Source: Dissertation Abstracts International, Volume: 75-09(E), Section: B.

Adviser: Richard P. Lifton.

Cancer has long been recognized as a genetic disease. Sporadic tumors arise from the accumulation of somatic mutations, leading to the dysregulation of protein-coding genes and non-coding RNAs, allowing the acquisition of classical cancer hallmarks. As such, genomics is integral to the cancer gene discovery and whole-exome sequencing is an optimal tool for identifying novel driver genes in cancer. In collaboration, I applied this approach to different types of adrenocortical tumors -- aldosterone-producing adenomas (APAs), cortisol producing adrenal turners and adrenocortical cancer (ACC). We identified novel genes with previously unknown roles in adrenal tumor biology, and implicated mutations in these genes in the underlying pathogenesis of these adrenocortical tumors.

Constitutive production of aldosterone leads to hypertension, and aldosterone-producing adenomas are present in approximately 5% of patients referred to hypertension clinics. We identified somatic mutations in CACNA1D, encoding a voltage-gated calcium channel, in ∼8% of APAs. These mutations lie in S6 segments that line the channel pore and result in channel activation at less depolarized potentials. We inferred that these mutations cause increased Ca2+ influx in these cells, which is known to be the sufficient stimulus for aldosterone production and cell proliferation in adrenal glomerulosa. Interestingly, these mutations phenocopy recurrent mutations in the potassium channel KCNJ5, which were identified in approximately 40% of these tumors and result in cell depolarization and Ca2+ influx as well. We also identified de novo mutations in CACNA1D at the identical amino acid residues as APAs in two children with a previously undescribed Mendelian syndrome featuring primary aldosteronism and neuromuscular abnormalities. This finding is consistent with single CACNA1D mutations being sufficient for the formation of APAs, and implicates gain of function Ca2+ channel mutations in APAs and primary aldosteronism.

Adrenal tumors that constitutively produce cortisol cause Cushing syndrome, and we identified the identical somatic p.Leu206Arg mutation in PRKACA , encoding the catalytic subunit alpha of cAMP-activated protein kinase A (PKA), in 20.6% of cortisol-producing adrenal tumors, and 35% of adrenal adenomas causing overt Cushing syndrome. Leu206 directly interacts with the PKA inhibitory subunit encoded by PRKAR1A, and we demonstrate that the mutant PRKACA no longer binds PRKAR1A, resulting in constitutive catalytic activity and increased phosphorylation of downstream targets. Because PKA induces both cortisol production and cell proliferation, this mutation can explain the cardinal features of these tumors. We also identify 2 distinct groups of tumors defined by qualitative differences in the number of copy number variants, suggesting two distinct pathophysiologic mechanisms for adrenal Cushing tumors. Our findings suggest that these tumors commonly arise due to mutation in a single gene, or by more complex mechanisms involving typical cancer-related pathways.

Adrenocortical cancer is a rare and aggressive disease with poor clinical outcome.
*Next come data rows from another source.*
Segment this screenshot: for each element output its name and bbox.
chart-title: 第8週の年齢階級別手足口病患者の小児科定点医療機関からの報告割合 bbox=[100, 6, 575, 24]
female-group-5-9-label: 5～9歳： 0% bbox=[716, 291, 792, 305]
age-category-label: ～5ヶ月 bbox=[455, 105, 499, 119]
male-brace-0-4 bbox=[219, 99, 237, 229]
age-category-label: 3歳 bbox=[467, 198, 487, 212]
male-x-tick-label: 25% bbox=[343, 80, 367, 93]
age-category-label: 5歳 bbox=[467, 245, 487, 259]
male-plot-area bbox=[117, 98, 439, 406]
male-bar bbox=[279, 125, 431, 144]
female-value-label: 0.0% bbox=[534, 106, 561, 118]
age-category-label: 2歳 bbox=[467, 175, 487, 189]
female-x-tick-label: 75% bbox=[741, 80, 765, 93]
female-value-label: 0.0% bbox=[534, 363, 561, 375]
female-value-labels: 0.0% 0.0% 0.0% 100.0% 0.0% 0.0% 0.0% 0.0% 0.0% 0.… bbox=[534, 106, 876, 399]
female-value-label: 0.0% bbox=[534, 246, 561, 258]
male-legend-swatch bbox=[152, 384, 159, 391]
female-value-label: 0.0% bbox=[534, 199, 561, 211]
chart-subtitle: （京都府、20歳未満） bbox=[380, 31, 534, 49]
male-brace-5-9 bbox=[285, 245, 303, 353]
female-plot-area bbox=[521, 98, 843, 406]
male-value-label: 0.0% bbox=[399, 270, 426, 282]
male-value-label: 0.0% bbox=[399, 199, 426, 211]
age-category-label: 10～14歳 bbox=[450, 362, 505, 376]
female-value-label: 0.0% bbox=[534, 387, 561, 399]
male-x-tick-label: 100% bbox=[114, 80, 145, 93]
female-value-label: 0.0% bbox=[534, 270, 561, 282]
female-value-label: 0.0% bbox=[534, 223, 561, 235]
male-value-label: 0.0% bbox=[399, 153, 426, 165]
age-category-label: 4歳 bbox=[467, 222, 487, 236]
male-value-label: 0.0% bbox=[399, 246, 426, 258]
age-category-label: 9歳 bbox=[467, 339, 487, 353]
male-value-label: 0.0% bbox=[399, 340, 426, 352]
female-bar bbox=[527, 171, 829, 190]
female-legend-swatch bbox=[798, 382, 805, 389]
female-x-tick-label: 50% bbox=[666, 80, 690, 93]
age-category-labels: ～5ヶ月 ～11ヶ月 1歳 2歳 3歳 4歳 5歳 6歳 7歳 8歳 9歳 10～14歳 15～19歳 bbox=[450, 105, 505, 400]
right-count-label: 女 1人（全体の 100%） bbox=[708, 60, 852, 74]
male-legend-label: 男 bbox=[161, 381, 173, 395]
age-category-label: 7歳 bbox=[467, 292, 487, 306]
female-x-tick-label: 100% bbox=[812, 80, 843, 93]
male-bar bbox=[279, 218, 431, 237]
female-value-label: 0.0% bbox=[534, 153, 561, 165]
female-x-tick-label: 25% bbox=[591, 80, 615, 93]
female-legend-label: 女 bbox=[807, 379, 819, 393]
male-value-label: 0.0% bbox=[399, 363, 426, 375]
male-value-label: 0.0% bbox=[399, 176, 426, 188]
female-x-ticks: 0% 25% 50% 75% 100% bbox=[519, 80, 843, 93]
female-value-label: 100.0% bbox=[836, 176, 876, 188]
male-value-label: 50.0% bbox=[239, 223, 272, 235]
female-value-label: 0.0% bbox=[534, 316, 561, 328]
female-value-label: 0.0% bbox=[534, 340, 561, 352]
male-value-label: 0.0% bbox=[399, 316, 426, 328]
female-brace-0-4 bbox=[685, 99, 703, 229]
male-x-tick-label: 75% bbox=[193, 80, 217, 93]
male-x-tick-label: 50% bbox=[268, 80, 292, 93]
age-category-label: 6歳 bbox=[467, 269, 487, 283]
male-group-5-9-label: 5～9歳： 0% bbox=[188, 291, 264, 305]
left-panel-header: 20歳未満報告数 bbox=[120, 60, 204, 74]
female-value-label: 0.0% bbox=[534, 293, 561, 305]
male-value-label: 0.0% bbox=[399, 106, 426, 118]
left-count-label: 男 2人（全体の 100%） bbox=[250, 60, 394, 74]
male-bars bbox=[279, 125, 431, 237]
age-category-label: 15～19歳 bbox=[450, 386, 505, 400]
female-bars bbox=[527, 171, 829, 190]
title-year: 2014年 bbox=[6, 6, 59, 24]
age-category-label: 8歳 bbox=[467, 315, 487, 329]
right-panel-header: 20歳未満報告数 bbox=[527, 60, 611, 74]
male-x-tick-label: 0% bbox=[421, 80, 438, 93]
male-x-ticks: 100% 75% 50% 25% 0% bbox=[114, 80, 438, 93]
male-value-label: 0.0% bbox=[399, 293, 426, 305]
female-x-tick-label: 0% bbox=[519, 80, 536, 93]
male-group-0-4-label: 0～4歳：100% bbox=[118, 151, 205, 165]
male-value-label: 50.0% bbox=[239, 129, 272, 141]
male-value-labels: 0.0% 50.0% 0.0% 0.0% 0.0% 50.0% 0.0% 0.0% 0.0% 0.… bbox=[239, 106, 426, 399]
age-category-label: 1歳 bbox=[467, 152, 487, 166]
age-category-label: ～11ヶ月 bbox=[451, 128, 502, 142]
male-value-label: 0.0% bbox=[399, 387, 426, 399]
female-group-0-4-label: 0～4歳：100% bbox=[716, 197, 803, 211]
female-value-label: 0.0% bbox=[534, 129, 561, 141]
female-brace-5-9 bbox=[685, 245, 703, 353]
Here, we define the genomic landscape of ACC, and identify significantly mutated pathways. We found frequent mutation of TP53 and CTNNB1 in our ACC cohort, genes previously associated with this disease. We identified frequent amplification of TERT in ACCs, implicating telomerase dysregulation in these tumors. We also identified a recurrent homozygous deletion across ZNRF3, encoding the cell-surface transmembrane E3 ubiquitin ligase zinc and ring finger 3; ZNRF3 deletion was previously shown to increase stability of Wnt receptors and increase downstream Wnt signaling. ZNRF3 inactivating mutations and CTNNB1 activating mutations were identified in 19.5% of these tumors, suggesting Wnt activation is a main driver of tumorigenesis in ACC.

Our results identify novel cancer driver genes in adrenocortical tumors, and suggest novel targets for cancer therapy in patients with mutations in these genes. We hope that continued study of these tumors will lead to increased understanding of the disease pathogenesis and improve diagnosis, prognosis and therapy.